With its successful euro bond issuance at the start of November, China’s Ministry of Finance (MoF) doubled down with a jumbo US dollar issuance of US$6 billon on November 26, the largest offering since the sovereign returned to the international capital market three years ago.

The Reg S deal marks the third US dollar (USD) sovereign bond printed by the MoF since October 2017 following a hiatus of more than a decade. Together with the earlier euro offering, the MoF has raised a record amount equivalent to over US$10 billion in November.

The deal is comprised of a three-year tranche, a five-year tranche, a 10-year tranche, and a debut 20-year tranche. The 20-year tranche extends MoF’s USD bond yield curve and sets a new benchmark for Chinese entities looking to come to the offshore market.
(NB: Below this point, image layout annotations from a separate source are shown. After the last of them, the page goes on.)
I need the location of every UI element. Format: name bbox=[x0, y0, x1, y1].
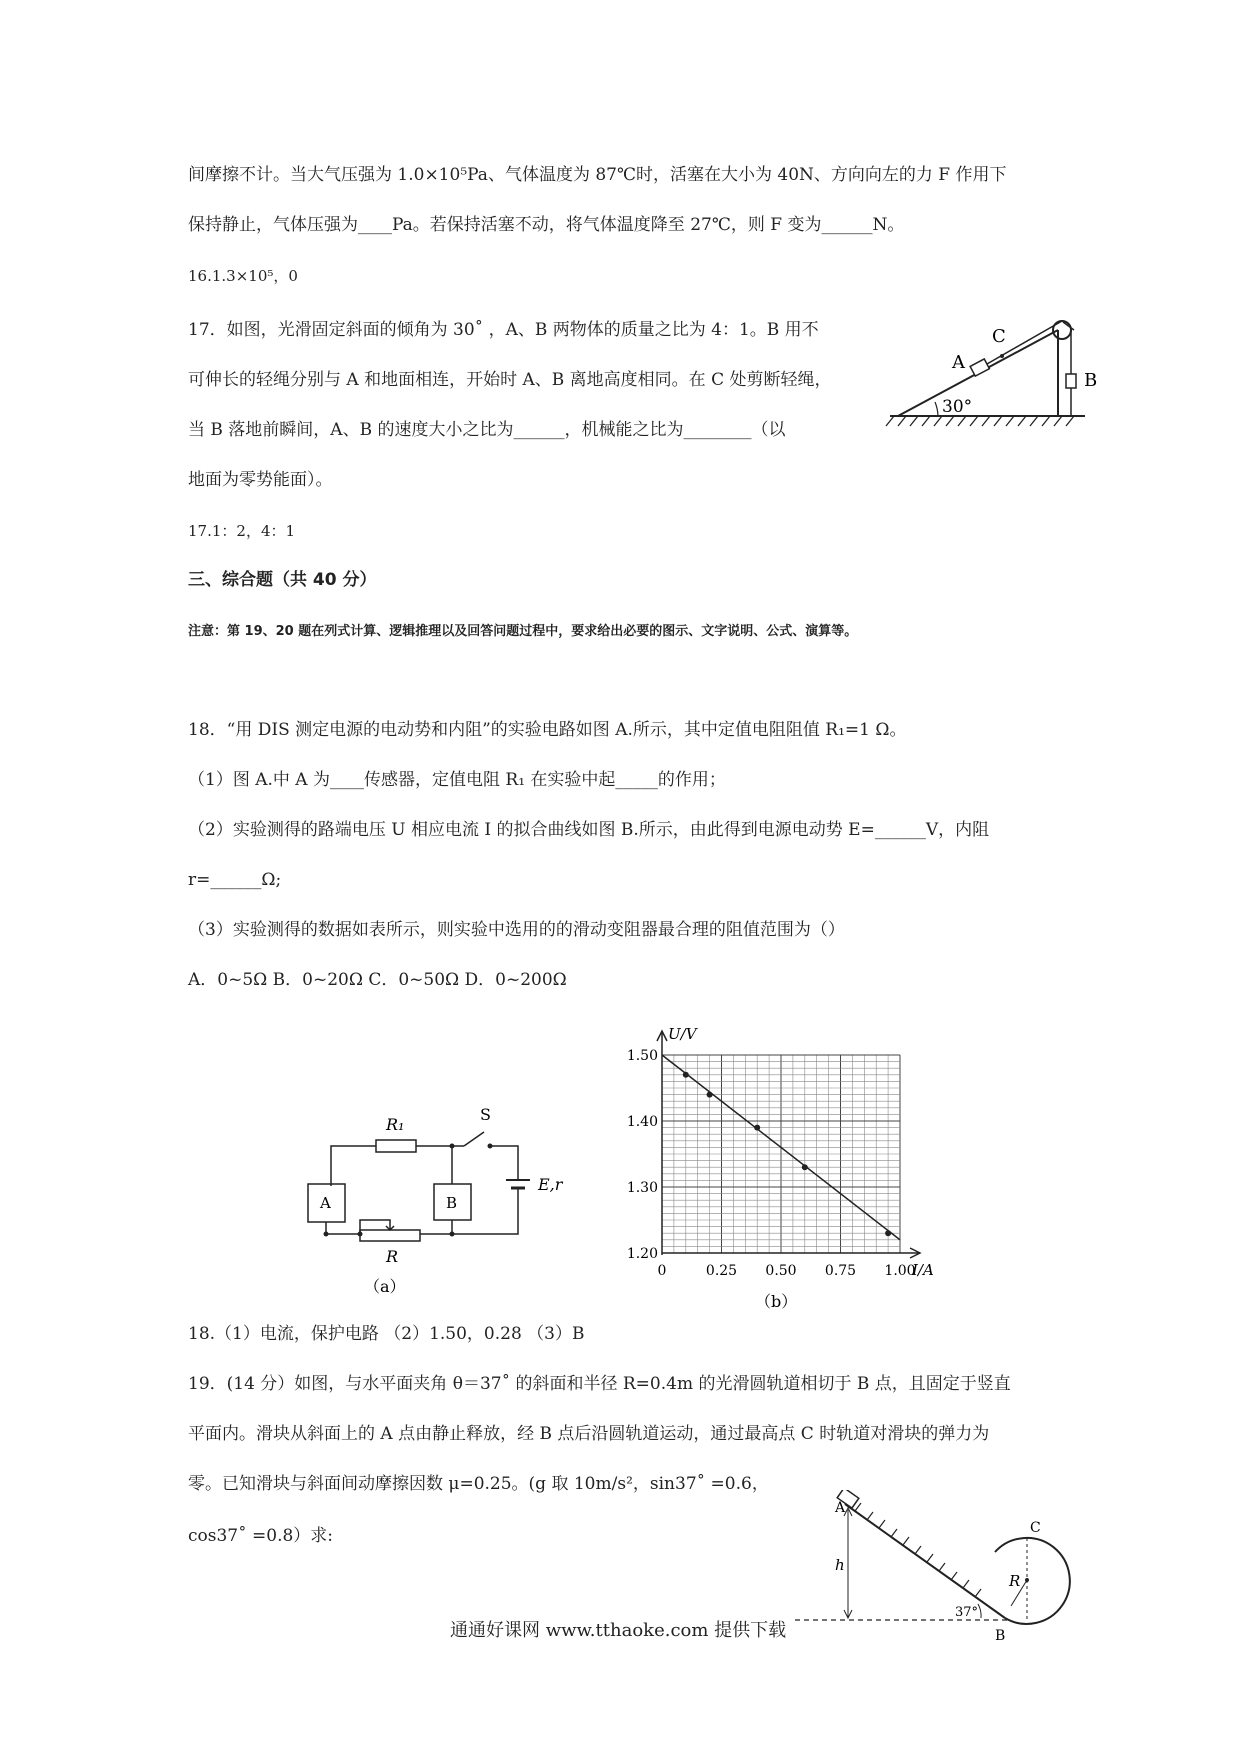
question-17-line-4: 地面为零势能面）。 bbox=[188, 470, 333, 490]
point-a-label: A bbox=[835, 1500, 846, 1516]
sensor-a-label: A bbox=[320, 1194, 331, 1212]
x-tick-label: 0.75 bbox=[824, 1263, 857, 1279]
question-19-line-2: 平面内。滑块从斜面上的 A 点由静止释放，经 B 点后沿圆轨道运动，通过最高点 C 时轨道对滑块的弹力为 bbox=[188, 1424, 990, 1444]
point-b-label: B bbox=[995, 1628, 1006, 1644]
switch-label: S bbox=[480, 1105, 491, 1124]
data-point bbox=[707, 1092, 713, 1098]
question-19-line-4: cos37˚ =0.8）求: bbox=[188, 1526, 334, 1546]
y-axis-label: U/V bbox=[668, 1025, 697, 1043]
question-18-part-1: （1）图 A.中 A 为____传感器，定值电阻 R₁ 在实验中起_____的作用； bbox=[188, 770, 726, 790]
r1-label: R₁ bbox=[386, 1115, 405, 1134]
y-tick-label: 1.50 bbox=[626, 1048, 658, 1064]
rheostat-label: R bbox=[386, 1247, 399, 1266]
question-18-part-2: （2）实验测得的路端电压 U 相应电流 I 的拟合曲线如图 B.所示，由此得到电源电动势 E=______V，内阻 bbox=[188, 820, 990, 840]
section-heading: 三、综合题（共 40 分） bbox=[188, 570, 377, 590]
emf-label: E,r bbox=[538, 1175, 563, 1194]
y-tick-label: 1.40 bbox=[626, 1114, 658, 1130]
question-18-part-2-cont: r=______Ω; bbox=[188, 870, 282, 890]
incline-loop-figure-19 bbox=[795, 1490, 1105, 1655]
u-i-graph bbox=[600, 1025, 950, 1315]
circuit-diagram bbox=[300, 1100, 580, 1300]
text-line: 保持静止，气体压强为____Pa。若保持活塞不动，将气体温度降至 27℃，则 F 变为______N。 bbox=[188, 215, 905, 235]
data-point bbox=[802, 1164, 808, 1170]
answer-16: 16.1.3×10⁵，0 bbox=[188, 267, 298, 285]
figure-a-caption: （a） bbox=[364, 1277, 406, 1296]
page-footer: 通通好课网 www.tthaoke.com 提供下载 bbox=[450, 1620, 787, 1641]
question-19-line-1: 19．(14 分）如图，与水平面夹角 θ＝37˚ 的斜面和半径 R=0.4m 的光滑圆轨道相切于 B 点，且固定于竖直 bbox=[188, 1374, 1011, 1394]
label-c: C bbox=[992, 326, 1006, 347]
question-17-line-2: 可伸长的轻绳分别与 A 和地面相连，开始时 A、B 离地高度相同。在 C 处剪断轻绳， bbox=[188, 370, 832, 390]
angle-label: 37° bbox=[955, 1605, 979, 1620]
question-18-part-3: （3）实验测得的数据如表所示，则实验中选用的的滑动变阻器最合理的阻值范围为（） bbox=[188, 920, 845, 940]
x-tick-label: 0 bbox=[657, 1263, 667, 1279]
question-18-options: A．0~5Ω B．0~20Ω C．0~50Ω D．0~200Ω bbox=[188, 970, 567, 990]
x-tick-label: 0.25 bbox=[705, 1263, 738, 1279]
label-a: A bbox=[952, 352, 965, 373]
graph-grid bbox=[662, 1055, 900, 1253]
x-axis-label: I/A bbox=[912, 1261, 934, 1279]
data-point bbox=[754, 1125, 760, 1131]
x-tick-label: 1.00 bbox=[884, 1263, 916, 1279]
label-b: B bbox=[1084, 370, 1098, 391]
question-18: 18．“用 DIS 测定电源的电动势和内阻”的实验电路如图 A.所示，其中定值电阻阻值 R₁=1 Ω。 bbox=[188, 720, 907, 740]
incline-figure-17 bbox=[880, 310, 1130, 470]
y-tick-label: 1.30 bbox=[626, 1180, 658, 1196]
angle-label: 30° bbox=[942, 397, 973, 417]
answer-17: 17.1：2，4：1 bbox=[188, 522, 296, 540]
y-tick-label: 1.20 bbox=[626, 1246, 658, 1262]
data-point bbox=[885, 1230, 891, 1236]
question-17-line-3: 当 B 落地前瞬间，A、B 的速度大小之比为______，机械能之比为________（以 bbox=[188, 420, 786, 440]
question-17-line-1: 17．如图，光滑固定斜面的倾角为 30˚ ，A、B 两物体的质量之比为 4：1。B 用不 bbox=[188, 320, 819, 340]
height-label: h bbox=[835, 1556, 845, 1574]
data-point bbox=[683, 1072, 689, 1078]
text-line: 间摩擦不计。当大气压强为 1.0×10⁵Pa、气体温度为 87℃时，活塞在大小为 40N、方向向左的力 F 作用下 bbox=[188, 165, 1007, 185]
sensor-b-label: B bbox=[446, 1194, 458, 1212]
x-tick-label: 0.50 bbox=[765, 1263, 797, 1279]
radius-label: R bbox=[1009, 1572, 1021, 1590]
answer-18: 18.（1）电流，保护电路 （2）1.50，0.28 （3）B bbox=[188, 1324, 585, 1344]
note-text: 注意：第 19、20 题在列式计算、逻辑推理以及回答问题过程中，要求给出必要的图示、文字说明、公式、演算等。 bbox=[188, 624, 858, 639]
point-c-label: C bbox=[1030, 1520, 1041, 1536]
question-19-line-3: 零。已知滑块与斜面间动摩擦因数 μ=0.25。(g 取 10m/s²，sin37˚ =0.6， bbox=[188, 1474, 769, 1494]
figure-b-caption: （b） bbox=[755, 1292, 798, 1311]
The final pricing for the three-year and five-year tranches represented a 25bp tightening from their initial price guidance of 50bp for five years, while the 10-year and 20-year tranches have tightened by 20bp and 10bp, respectively. The MoF’s USD bond yield curve now almost matches that of Japan’s sovereign credit.
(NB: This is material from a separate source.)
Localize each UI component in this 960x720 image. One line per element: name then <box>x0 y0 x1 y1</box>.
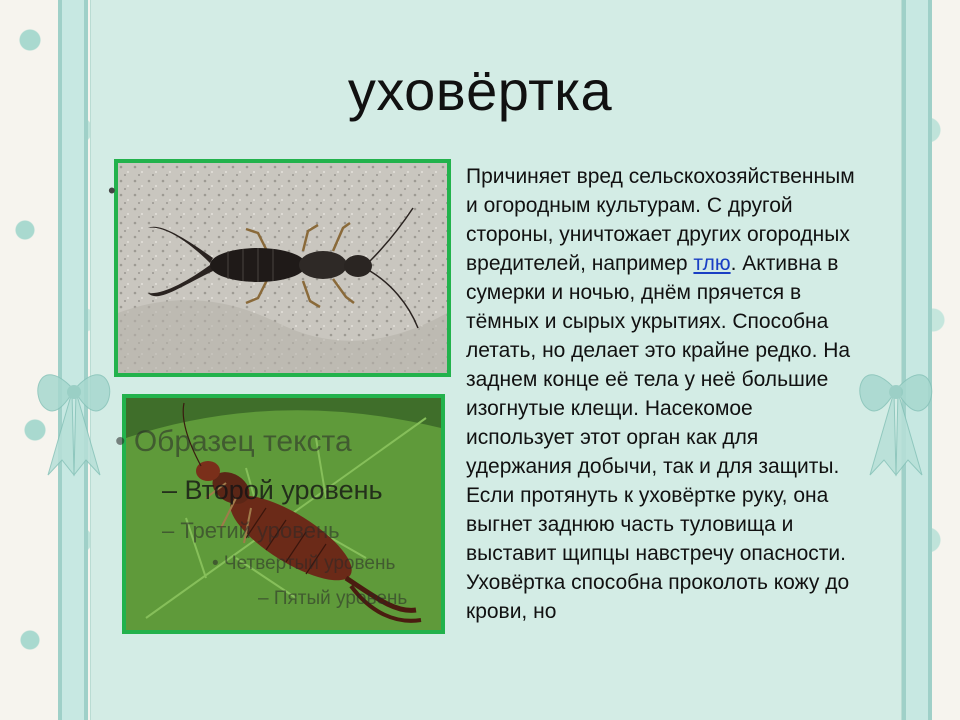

Despite macro uncertainties globally, the transaction attracted an order book in excess of US$20 billion during the book-building process. The investor base is highly diversified. In addition to Asian investors, the trade also received strong interest from investors across Europe and US. In terms of types of investors, the offer saw strong demand from banks and central banks.

The ample demand enabled the deal to be priced flat and even inside the secondary levels across the tranches. On the first trading day, the three-year tranche and five-year tranche further tightened by around 7bp.

Buoyed by confidence from its past US dollar issuances, China continued to opt for a Reg-S only trade, a testament to the depth of the Asian US dollar bond market. 

“The combination of short and long-dated tranches, as well as the decision to access both euro and USD, provides a range of useful benchmarks for Chinese entities looking to access global debt markets in the months ahead,” says a senior banker.

“The deal showcased that instead of giving a large issue premium to attract investors, the Ministry of Finance paid more attention to demonstrate its sovereign credit,” says another banker.

The net proceeds from the bonds will be used for general governmental purposes. Bank of China, Bank of Communications, China Construction Bank, China International Capital Corporation, BofA Securities, Crédit Agricole CIB, CTBC Bank, Deutsche Bank, Goldman Sachs, HSBC, J.P. Morgan, Mizuho Securities and Standard Chartered Bank acted as the joint bookrunners and lead managers for the transaction.

First euro bond in 15 years

The euro bond on November 5 is similarly a landmark issue marking the sovereign’s return after an absence of 15 years. The rare appearance of China assured a blowout deal, achieving a size totalling four billion euros (US$4.44 billion) in a multi-tranche offering.

The Reg S transaction was priced tightly in all three tranches. The two-billion-euro seven-year tranche was priced at a spread of 30bp over mid-swap while the one-billion-euro 12-year tranche was priced at a spread of 40bp over mid-swap. The final one-billion-euro 20-year tranche was priced at a spread of 58bp over mid-swap.

“The transaction is truly a milestone, setting a benchmark for Chinese issuers in the euro market,” says a senior banker who was involved in the transaction. “We have seen an increasing interest among Chinese corporations in tapping the euro market, given their growing presence in Europe, across investment grade and high yield. The market offers very low interest rates and an unrivalled institutional investor base for long-dated transactions.”

The euro bond issuance garnered close to 20 billion euros worth of demand, from not only dedicated emerging market investors, but also European continental pension funds and insurance names.

The net proceeds from the euro deal will be used by the MoF for general governmental purposes. Bank of China, Bank of Communications, China International Capital Corporation, Bank of America Securities, Citi, Commerzbank, Credit Agricole CIB, Deutsche Bank, HSBC, Societe Generale, Standard Chartered, and UBS acted as joint bookrunners and lead managers.